Thought I'd drop you a line to reel one off about the lack of family homes in the Clapton Pond area. The small patch of ground bordered by Leabridge Rd to the north, Lower Clapton to the west and Chatsworth to the east.
I have been living on Thistlewaite Road for a few years now and the time has come to move from our 2 bed flat to a larger house with garden as the children get older.
The problem we have been finding is lots of the houses that do come up for sale are very quickly snapped up by developers and carved up into flats. This is frustrating us beyond belief - we have a our son at Millfields and don't want to leave the area.
Other houses that we've seen are set at an astronomic asking price - we suspect completely over inflated by the ruthless estate agents - and don't hang about long before some cash buyer steams in with a deal and takes it.

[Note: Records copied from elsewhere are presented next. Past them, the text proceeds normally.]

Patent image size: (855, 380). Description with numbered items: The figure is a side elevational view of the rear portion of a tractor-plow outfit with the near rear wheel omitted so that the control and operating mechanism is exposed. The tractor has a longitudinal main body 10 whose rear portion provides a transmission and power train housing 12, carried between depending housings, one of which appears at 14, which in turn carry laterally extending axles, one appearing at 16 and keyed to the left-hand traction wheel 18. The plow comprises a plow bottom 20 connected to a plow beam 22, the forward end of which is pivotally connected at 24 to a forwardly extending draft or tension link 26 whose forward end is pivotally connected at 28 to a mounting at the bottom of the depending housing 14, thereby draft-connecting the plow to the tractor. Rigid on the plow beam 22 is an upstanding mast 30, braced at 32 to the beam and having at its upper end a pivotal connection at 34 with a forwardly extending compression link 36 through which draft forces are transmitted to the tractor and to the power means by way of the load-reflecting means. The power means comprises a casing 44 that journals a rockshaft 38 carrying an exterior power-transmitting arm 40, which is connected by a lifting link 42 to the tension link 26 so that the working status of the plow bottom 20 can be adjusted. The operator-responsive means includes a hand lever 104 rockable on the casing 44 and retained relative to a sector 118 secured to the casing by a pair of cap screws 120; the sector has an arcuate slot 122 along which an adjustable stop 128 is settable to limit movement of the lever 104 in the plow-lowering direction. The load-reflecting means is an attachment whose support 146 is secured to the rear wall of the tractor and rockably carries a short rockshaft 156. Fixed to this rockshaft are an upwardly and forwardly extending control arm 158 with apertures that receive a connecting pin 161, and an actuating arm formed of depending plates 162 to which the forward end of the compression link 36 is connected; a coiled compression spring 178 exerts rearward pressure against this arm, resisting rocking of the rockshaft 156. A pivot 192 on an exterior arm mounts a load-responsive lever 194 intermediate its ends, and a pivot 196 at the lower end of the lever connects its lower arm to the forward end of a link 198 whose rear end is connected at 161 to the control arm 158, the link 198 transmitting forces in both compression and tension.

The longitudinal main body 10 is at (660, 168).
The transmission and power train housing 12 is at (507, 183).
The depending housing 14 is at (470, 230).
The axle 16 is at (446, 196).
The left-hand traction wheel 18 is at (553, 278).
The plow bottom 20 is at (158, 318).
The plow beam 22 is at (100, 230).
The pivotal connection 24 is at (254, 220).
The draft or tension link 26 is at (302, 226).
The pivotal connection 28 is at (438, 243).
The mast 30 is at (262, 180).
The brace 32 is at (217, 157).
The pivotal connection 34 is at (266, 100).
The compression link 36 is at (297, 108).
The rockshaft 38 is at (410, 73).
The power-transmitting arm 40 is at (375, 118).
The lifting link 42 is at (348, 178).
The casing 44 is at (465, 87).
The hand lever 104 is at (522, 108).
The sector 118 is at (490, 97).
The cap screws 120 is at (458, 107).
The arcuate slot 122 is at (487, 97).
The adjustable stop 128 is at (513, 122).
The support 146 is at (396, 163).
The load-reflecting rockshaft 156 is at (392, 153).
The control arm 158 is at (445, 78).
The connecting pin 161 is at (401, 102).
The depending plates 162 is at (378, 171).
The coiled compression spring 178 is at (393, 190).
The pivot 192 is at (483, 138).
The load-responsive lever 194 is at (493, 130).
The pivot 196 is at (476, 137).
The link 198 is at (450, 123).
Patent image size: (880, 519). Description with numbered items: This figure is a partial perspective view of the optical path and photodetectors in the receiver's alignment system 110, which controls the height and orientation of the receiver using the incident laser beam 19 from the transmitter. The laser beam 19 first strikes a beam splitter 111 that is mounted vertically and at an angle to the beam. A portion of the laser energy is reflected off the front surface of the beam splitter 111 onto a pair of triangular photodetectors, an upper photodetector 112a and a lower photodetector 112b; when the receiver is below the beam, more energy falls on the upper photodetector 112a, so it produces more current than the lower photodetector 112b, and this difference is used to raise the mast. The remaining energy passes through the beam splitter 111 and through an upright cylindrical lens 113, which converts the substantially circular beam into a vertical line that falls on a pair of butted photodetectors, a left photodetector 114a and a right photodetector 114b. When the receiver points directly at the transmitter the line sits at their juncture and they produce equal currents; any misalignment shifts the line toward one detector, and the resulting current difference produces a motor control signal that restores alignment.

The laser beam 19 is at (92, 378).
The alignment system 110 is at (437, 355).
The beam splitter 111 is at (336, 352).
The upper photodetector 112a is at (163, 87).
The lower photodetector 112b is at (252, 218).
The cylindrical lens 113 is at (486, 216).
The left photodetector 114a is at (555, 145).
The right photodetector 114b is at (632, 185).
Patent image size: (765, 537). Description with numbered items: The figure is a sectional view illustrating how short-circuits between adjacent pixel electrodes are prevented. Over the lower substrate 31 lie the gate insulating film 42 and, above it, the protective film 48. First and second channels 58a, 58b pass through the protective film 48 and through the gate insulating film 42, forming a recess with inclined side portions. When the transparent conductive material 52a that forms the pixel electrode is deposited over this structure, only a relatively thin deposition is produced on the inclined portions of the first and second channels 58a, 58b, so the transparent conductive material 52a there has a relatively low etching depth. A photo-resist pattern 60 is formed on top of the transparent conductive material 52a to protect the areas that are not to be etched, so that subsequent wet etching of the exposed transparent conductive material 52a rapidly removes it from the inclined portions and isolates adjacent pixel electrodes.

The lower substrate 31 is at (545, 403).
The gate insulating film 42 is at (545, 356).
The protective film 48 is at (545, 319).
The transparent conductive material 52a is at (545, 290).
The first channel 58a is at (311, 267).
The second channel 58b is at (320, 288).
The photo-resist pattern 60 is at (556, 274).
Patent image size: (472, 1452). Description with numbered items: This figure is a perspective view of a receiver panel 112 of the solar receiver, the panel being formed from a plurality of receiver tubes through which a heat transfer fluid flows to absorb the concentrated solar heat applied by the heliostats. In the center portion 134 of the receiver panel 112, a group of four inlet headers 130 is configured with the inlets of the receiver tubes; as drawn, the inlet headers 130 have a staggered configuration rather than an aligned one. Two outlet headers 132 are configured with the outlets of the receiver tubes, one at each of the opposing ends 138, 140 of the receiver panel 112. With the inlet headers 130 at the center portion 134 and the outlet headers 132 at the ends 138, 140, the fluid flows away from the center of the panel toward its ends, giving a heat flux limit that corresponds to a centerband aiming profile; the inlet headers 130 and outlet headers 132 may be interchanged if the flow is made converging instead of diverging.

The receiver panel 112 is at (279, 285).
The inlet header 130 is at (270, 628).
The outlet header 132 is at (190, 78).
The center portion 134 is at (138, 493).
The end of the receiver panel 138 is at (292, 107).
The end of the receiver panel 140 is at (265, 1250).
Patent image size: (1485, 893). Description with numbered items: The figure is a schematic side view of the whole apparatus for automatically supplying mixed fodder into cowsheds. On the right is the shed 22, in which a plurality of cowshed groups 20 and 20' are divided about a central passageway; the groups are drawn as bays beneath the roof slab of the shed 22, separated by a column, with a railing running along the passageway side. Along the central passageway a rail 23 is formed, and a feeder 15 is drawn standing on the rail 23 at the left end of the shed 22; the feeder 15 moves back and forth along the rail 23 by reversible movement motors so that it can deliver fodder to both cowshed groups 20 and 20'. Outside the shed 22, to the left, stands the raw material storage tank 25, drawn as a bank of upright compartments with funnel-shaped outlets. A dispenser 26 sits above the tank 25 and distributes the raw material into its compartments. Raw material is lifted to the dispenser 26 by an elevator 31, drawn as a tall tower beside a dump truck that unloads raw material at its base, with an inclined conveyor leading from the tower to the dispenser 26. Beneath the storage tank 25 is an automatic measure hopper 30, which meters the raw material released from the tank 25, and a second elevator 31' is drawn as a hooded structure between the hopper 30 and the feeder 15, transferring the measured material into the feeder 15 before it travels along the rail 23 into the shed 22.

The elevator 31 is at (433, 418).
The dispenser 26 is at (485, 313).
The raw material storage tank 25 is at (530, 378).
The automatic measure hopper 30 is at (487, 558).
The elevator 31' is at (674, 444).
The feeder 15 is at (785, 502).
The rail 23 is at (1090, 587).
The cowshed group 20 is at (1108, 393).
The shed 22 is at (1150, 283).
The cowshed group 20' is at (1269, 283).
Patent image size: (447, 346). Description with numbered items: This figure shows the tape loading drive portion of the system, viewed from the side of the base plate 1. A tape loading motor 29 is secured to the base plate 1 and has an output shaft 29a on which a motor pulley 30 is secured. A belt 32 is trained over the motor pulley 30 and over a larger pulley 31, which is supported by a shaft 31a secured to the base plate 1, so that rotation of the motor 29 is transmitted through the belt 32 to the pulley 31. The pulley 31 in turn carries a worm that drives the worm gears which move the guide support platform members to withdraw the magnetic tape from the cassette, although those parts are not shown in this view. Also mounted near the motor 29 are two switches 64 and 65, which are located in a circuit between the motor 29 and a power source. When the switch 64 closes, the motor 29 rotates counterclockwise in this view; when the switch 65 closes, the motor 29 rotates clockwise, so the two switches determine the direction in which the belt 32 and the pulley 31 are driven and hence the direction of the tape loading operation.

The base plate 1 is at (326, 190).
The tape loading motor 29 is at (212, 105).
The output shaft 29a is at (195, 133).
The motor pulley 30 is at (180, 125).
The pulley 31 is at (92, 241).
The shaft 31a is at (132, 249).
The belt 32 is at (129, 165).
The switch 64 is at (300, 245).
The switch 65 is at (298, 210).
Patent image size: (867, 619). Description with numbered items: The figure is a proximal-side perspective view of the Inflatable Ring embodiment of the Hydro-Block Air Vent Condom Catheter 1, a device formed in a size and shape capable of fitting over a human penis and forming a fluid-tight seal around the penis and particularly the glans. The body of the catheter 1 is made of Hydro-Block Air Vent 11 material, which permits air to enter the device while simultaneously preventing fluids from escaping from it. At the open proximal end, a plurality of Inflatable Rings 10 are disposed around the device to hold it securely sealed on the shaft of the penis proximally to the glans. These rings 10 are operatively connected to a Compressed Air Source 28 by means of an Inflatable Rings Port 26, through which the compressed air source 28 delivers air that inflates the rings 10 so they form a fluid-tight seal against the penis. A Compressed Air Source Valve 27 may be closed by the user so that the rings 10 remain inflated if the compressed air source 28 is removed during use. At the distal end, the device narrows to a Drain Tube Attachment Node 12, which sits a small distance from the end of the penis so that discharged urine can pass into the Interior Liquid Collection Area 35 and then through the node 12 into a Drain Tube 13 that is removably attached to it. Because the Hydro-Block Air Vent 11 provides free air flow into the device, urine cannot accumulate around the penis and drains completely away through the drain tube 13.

I must seem like a right old whinger. But what I'm driving at is that we don't want the remaining properties to be 'multiple occupancy dwellings', as I believe they are referred to by building control. There is very little in the way of housing ladder left to climb.
Parking becomes an issue, clusters of over flowing dustbins in front gardens, short let tenants not really caring about the neighbourhood ...
Do we smell a conspiracy between the local building control and said 'developers'? Of course, we'd never know for sure...
I really hope I can find an affordable house in the area because I've come to like living here and Thistlewaite residents are a friendly bunch.
If only I'd had the foresight to buy here 30 years ago when I could have got a whole house for £1000!
Thanks for listening
Thanks to you for writing, and I'm sorry for taking so long to respond. The truth is I don't really know the answers to your questions and haven't yet found time to look into them properly. What I do know is that in London there is a simultaneous demand for larger, family-friendly homes (overcrowding is a terrible problem) and more single-person units because more and more people are living alone. Maybe the Council could offer its view. That would at least be a start I'll ask.